DeepMind's game-playing AI has broken a computing record that was previously held for 50 years
Through the use of its AI built for playing board games, AlphaZero, DeepMind has broken a record that had stood for more than 50 years by finding a faster way to solve a fundamental math problem in computer science.
Matrix multiplication is a fundamental operation in a wide variety of fields, from visual display to physical simulation. It also serves as a cornerstone of the machine learning process. Accelerating this calculation could have far-reaching effects on the efficiency and cost of thousands of common computer tasks.
"This is a really amazing result," says François Le Gall, a mathematician at Nagoya University in Japan who was not involved in the study. He claims that matrix multiplication is ubiquitous in engineering. The use of matrices is commonplace for solving numerical problems.
Despite its widespread use, this calculation is poorly understood. A matrix is merely a numeric grid used to represent anything you like. When multiplying two matrices, it is common practice to multiply the rows of one matrix by the columns of the other. In high school, students learn the fundamentals of a solution to the issue. The leader of DeepMind's AI for Science team, Pushmeet Kohli, describes it as "the ABC of computing."

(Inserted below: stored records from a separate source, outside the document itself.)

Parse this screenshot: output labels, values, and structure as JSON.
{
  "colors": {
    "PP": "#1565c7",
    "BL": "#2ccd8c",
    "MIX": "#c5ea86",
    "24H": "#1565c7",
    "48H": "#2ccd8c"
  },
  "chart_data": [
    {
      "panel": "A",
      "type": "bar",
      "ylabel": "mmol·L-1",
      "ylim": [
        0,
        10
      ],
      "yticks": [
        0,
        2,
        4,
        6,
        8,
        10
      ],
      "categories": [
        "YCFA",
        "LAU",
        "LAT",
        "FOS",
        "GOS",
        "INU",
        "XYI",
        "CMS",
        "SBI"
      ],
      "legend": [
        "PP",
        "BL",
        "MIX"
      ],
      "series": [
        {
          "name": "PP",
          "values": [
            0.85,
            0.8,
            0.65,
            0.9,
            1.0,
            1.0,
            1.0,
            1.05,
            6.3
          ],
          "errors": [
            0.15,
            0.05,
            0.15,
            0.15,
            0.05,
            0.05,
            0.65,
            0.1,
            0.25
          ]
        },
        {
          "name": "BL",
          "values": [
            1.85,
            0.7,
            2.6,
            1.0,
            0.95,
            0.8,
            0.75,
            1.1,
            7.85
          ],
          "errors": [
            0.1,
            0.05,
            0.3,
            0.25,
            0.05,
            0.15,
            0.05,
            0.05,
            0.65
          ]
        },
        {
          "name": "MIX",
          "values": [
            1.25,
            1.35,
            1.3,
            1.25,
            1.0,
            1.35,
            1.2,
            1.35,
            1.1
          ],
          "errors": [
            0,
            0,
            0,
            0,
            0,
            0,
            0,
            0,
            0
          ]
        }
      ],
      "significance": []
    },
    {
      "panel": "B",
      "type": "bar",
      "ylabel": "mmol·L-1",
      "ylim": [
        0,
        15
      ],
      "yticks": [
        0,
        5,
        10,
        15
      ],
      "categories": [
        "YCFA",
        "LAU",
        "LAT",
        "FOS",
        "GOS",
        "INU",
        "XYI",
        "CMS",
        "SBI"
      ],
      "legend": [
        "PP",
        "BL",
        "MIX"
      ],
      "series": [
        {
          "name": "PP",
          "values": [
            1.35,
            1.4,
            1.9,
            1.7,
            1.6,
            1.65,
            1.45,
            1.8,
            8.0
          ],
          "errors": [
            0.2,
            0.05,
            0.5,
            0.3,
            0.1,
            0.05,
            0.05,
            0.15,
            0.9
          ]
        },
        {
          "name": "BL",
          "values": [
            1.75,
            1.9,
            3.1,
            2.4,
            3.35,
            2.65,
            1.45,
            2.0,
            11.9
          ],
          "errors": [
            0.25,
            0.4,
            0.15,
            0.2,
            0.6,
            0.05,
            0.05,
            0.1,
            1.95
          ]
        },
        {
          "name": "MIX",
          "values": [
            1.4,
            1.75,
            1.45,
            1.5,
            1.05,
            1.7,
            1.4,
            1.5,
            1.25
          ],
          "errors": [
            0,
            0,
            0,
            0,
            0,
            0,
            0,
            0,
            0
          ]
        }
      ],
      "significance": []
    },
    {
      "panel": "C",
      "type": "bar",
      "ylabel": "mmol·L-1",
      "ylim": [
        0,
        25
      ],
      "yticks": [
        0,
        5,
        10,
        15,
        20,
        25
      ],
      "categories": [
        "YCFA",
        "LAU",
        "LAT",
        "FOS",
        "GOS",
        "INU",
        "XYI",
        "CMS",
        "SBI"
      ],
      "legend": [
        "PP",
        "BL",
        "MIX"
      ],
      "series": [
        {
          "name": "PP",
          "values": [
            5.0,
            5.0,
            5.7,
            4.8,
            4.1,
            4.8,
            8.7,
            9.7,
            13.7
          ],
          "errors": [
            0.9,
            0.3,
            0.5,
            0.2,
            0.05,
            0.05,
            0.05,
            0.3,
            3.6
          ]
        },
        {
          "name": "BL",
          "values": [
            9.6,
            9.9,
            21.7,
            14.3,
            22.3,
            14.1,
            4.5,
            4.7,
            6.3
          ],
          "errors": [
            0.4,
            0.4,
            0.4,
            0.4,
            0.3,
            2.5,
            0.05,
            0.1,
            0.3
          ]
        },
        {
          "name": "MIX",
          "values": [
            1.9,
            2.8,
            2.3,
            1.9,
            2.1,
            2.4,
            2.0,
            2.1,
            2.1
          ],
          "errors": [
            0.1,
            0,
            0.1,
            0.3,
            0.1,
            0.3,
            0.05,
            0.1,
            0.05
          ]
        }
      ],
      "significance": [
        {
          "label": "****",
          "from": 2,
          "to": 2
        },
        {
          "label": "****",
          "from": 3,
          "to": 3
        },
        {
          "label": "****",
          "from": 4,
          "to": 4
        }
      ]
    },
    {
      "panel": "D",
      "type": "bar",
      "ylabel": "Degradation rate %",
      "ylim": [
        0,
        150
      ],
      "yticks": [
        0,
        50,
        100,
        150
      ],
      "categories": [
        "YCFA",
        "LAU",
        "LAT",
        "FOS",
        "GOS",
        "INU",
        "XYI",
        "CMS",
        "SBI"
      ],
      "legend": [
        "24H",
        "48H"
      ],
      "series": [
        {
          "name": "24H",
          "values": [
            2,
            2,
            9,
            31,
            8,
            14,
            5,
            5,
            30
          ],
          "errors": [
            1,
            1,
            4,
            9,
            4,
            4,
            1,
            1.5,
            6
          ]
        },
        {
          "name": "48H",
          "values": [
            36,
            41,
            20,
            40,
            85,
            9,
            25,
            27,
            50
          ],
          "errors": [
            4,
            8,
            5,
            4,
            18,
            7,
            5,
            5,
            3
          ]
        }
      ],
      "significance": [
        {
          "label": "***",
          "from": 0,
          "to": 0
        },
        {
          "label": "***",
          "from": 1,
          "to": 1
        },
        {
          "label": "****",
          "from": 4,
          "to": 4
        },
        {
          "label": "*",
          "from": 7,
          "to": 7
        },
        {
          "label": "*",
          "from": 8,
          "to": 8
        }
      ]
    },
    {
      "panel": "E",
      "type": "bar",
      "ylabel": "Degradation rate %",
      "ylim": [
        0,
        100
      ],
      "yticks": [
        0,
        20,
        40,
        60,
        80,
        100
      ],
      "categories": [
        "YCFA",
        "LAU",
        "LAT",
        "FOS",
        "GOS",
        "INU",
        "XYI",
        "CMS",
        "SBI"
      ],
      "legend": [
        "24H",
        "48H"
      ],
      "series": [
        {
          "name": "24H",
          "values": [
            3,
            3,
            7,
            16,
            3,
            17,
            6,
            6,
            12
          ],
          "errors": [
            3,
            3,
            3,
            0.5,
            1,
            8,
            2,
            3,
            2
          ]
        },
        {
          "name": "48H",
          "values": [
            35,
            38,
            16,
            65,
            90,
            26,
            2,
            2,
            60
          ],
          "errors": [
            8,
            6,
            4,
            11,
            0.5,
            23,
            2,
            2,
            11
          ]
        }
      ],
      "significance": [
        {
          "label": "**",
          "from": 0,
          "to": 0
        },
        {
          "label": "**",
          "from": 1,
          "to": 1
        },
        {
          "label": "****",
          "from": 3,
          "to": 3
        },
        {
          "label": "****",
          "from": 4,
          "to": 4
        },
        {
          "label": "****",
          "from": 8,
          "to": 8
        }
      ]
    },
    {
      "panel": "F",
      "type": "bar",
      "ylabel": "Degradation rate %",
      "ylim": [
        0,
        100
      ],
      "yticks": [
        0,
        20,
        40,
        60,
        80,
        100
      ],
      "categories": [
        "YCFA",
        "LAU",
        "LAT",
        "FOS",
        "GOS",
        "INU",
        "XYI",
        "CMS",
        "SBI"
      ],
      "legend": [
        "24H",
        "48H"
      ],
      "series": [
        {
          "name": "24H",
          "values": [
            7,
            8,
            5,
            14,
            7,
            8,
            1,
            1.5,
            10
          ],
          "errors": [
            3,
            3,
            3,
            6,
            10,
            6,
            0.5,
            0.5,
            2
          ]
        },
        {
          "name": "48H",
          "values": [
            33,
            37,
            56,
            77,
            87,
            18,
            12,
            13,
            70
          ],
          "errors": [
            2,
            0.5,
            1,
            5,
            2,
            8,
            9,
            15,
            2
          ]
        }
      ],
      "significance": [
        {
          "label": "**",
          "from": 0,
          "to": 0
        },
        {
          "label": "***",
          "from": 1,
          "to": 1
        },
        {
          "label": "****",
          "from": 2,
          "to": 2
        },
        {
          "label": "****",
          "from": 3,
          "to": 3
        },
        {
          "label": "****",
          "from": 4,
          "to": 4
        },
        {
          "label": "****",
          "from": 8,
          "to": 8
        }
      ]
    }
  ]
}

However, finding a quicker approach adds complexity. The best algorithm for solving it is unknown, says Le Gall. One of the most significant unsolved issues in the field of computer science.
One reason for this is that the number of possible combinations when multiplying two matrices is larger than the number of atoms in the universe (10 to the power of 33, for some of the cases the researchers looked at). An engineer at DeepMind named Thomas Hubert remarked, "The number of possible actions is almost infinite."
The solution involved transforming the issue into a game similar to a three-dimensional board game called TensorGame. Each piece on the board represents a digit in a multiplication problem, and each move is the next logical step in solving that problem. A game's sequence of actions can be thought of as an algorithm.
They developed a new version of AlphaZero, called AlphaTensor, and trained it to play the game. AlphaTensor was trained to find the optimal sequence for multiplying matrices, rather than Go or chess. The game was over and it had won with as few moves as possible, so it was rewarded for that.
Among the primary researchers on AlphaZero is Hubert, who explains how they turned the project into a game using their preferred framework.
Today, Nature published a paper in which the researchers detail their findings. Specifically, AlphaTensor found a way to multiply two four-by-four matrices together that is faster than a method developed by German mathematician Volker Strassen in 1969, which had previously been unbeatable. The standard high school approach has 64 steps, while Strassen's only has 49. It took AlphaTensor 47 steps to find a solution.
As a whole, AlphaTensor outperformed the state-of-the-art algorithms for more than 70 unique matrix sizes. Multiplying two 9x9 matrices now takes only 498 operations, down from 511, and multiplying two 11x11 matrices now takes only 896, down from 919. Many other cases had the best existing algorithm rediscoverable by AlphaTensor.
Researchers were taken aback by the wide variety of correct algorithms found by AlphaTensor for each matrix size. DeepMind researcher Hussein Fawzi finds the fact that there are at least 14,000 ways to multiply four-by-four matrices mind-boggling.
After identifying the theoretically fastest algorithms, the DeepMind team wanted to know which ones would also perform well in practice. Since many computer chips are optimized for performing only a specific type of computation, different algorithms may fare better on various hardware. AlphaTensor was used by the DeepMind team to search for algorithms optimized for the Nvidia V100 GPU and the Google TPU processors. These are two of the most popular chips for training neural networks. The discovered algorithms improved upon the usual methods of matrix multiplication with those chips by 10% to 20%.
Computer scientist Virginia Williams from MIT's Computer Science and Artificial Intelligence Laboratory is thrilled with the findings. For quite some time, she says, people have used computational methods to discover new algorithms for matrix multiplication; many of the fastest algorithms currently in use were developed in this way. To no avail, however; no one has been able to top Strassen's long-standing results.
Williams claims that the new approach "does something completely different" than previous ones. It would be great to know if the new approach replaces the old ones or if the two can be combined to yield a more powerful result.
AlphaTensor will be used by DeepMind going forward as the company seeks out new algorithm designs. Kohli describes it as "a novel approach to the study of computing."